The drawing result was as below. plt.legend_data_add_multi.png Measured data used by [Jinkoudata] for learning, [Predict_add] is the prediction result in the additive seasonality model, [Predict_multi] is the prediction result in the multiplicative seasonality model. …… There is a question as to whether this is okay, but the lines of [Predict_add] and [Predict_multi] overlap, and the results are almost the same. Originally, the multiplicative nature of the measured data itself was slight, so it may not appear as a significant difference in the prediction results.

Summary

Modeling and forecasting itself was easier than I expected. However, in order to utilize it, it is still necessary to understand and know the nature and correlation of data. The forecast period that can be trusted as a model for future forecast was not longer than I expected, so it is an operation to read the trend from the data for each unit period and tune each time (although it seems that it is not limited to this example). I thought it would be a prerequisite.
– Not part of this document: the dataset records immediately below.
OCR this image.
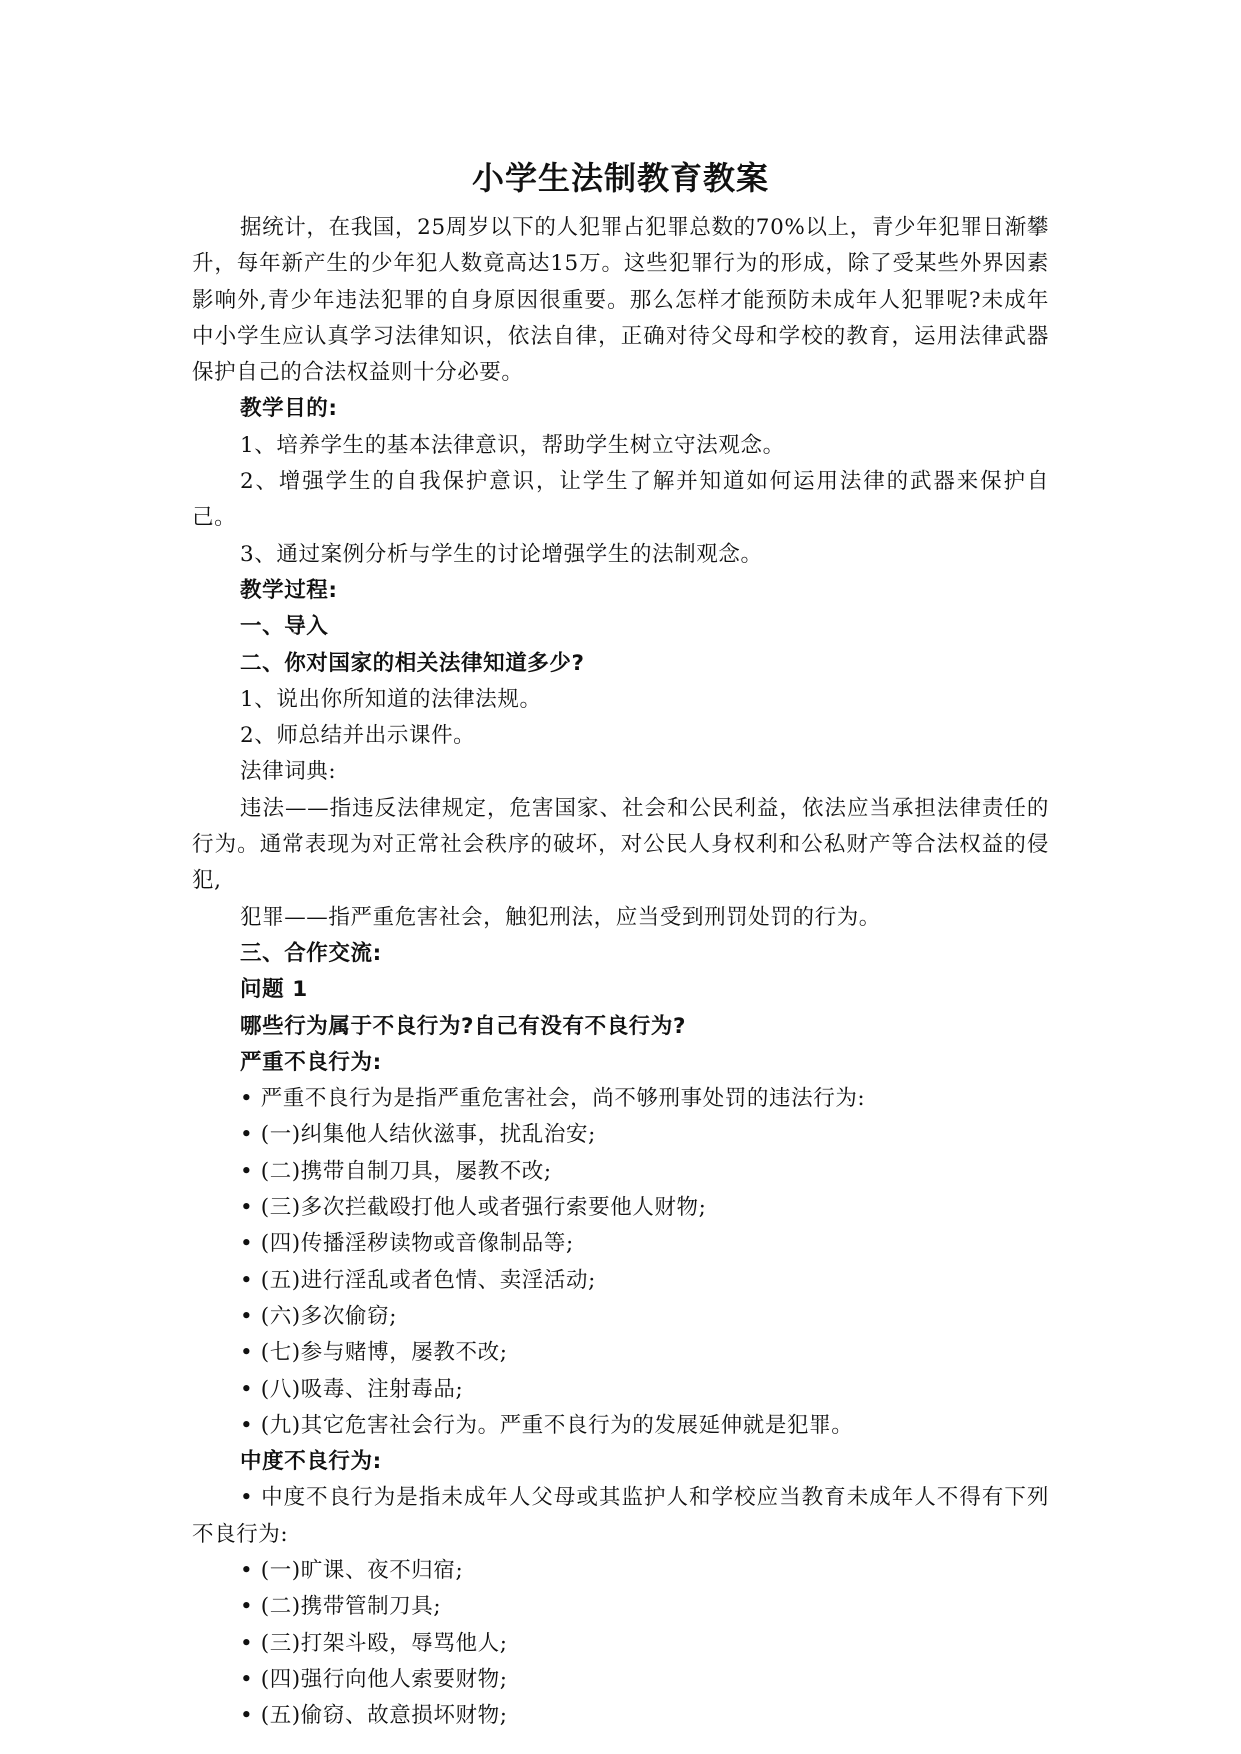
小学生法制教育教案

据统计，在我国，25周岁以下的人犯罪占犯罪总数的70%以上，青少年犯罪日渐攀升，每年新产生的少年犯人数竟高达15万。这些犯罪行为的形成，除了受某些外界因素影响外,青少年违法犯罪的自身原因很重要。那么怎样才能预防未成年人犯罪呢?未成年中小学生应认真学习法律知识，依法自律，正确对待父母和学校的教育，运用法律武器保护自己的合法权益则十分必要。

教学目的:

1、培养学生的基本法律意识，帮助学生树立守法观念。

2、增强学生的自我保护意识，让学生了解并知道如何运用法律的武器来保护自己。

3、通过案例分析与学生的讨论增强学生的法制观念。

教学过程:

一、导入

二、你对国家的相关法律知道多少?

1、说出你所知道的法律法规。

2、师总结并出示课件。

法律词典:

违法——指违反法律规定，危害国家、社会和公民利益，依法应当承担法律责任的行为。通常表现为对正常社会秩序的破坏，对公民人身权利和公私财产等合法权益的侵犯,

犯罪——指严重危害社会，触犯刑法，应当受到刑罚处罚的行为。

三、合作交流:

问题 1

哪些行为属于不良行为?自己有没有不良行为?

严重不良行为:

• 严重不良行为是指严重危害社会，尚不够刑事处罚的违法行为:

• (一)纠集他人结伙滋事，扰乱治安;

• (二)携带自制刀具，屡教不改;

• (三)多次拦截殴打他人或者强行索要他人财物;

• (四)传播淫秽读物或音像制品等;

• (五)进行淫乱或者色情、卖淫活动;

• (六)多次偷窃;

• (七)参与赌博，屡教不改;

• (八)吸毒、注射毒品;

• (九)其它危害社会行为。严重不良行为的发展延伸就是犯罪。

中度不良行为:

• 中度不良行为是指未成年人父母或其监护人和学校应当教育未成年人不得有下列不良行为:

• (一)旷课、夜不归宿;

• (二)携带管制刀具;

• (三)打架斗殴，辱骂他人;

• (四)强行向他人索要财物;

• (五)偷窃、故意损坏财物;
I tried to predict the future of the population as a practice, but since the decrease was clear from the original data, I think that it was not worth the prediction so far. Choosing a theme is still important. If you want to dig deeper, you can use external variables to improve the accuracy, but you may want to try the correlation analysis separately. Numazu is my favorite city, so I thought it might be a good idea to make predictions after studying other fields.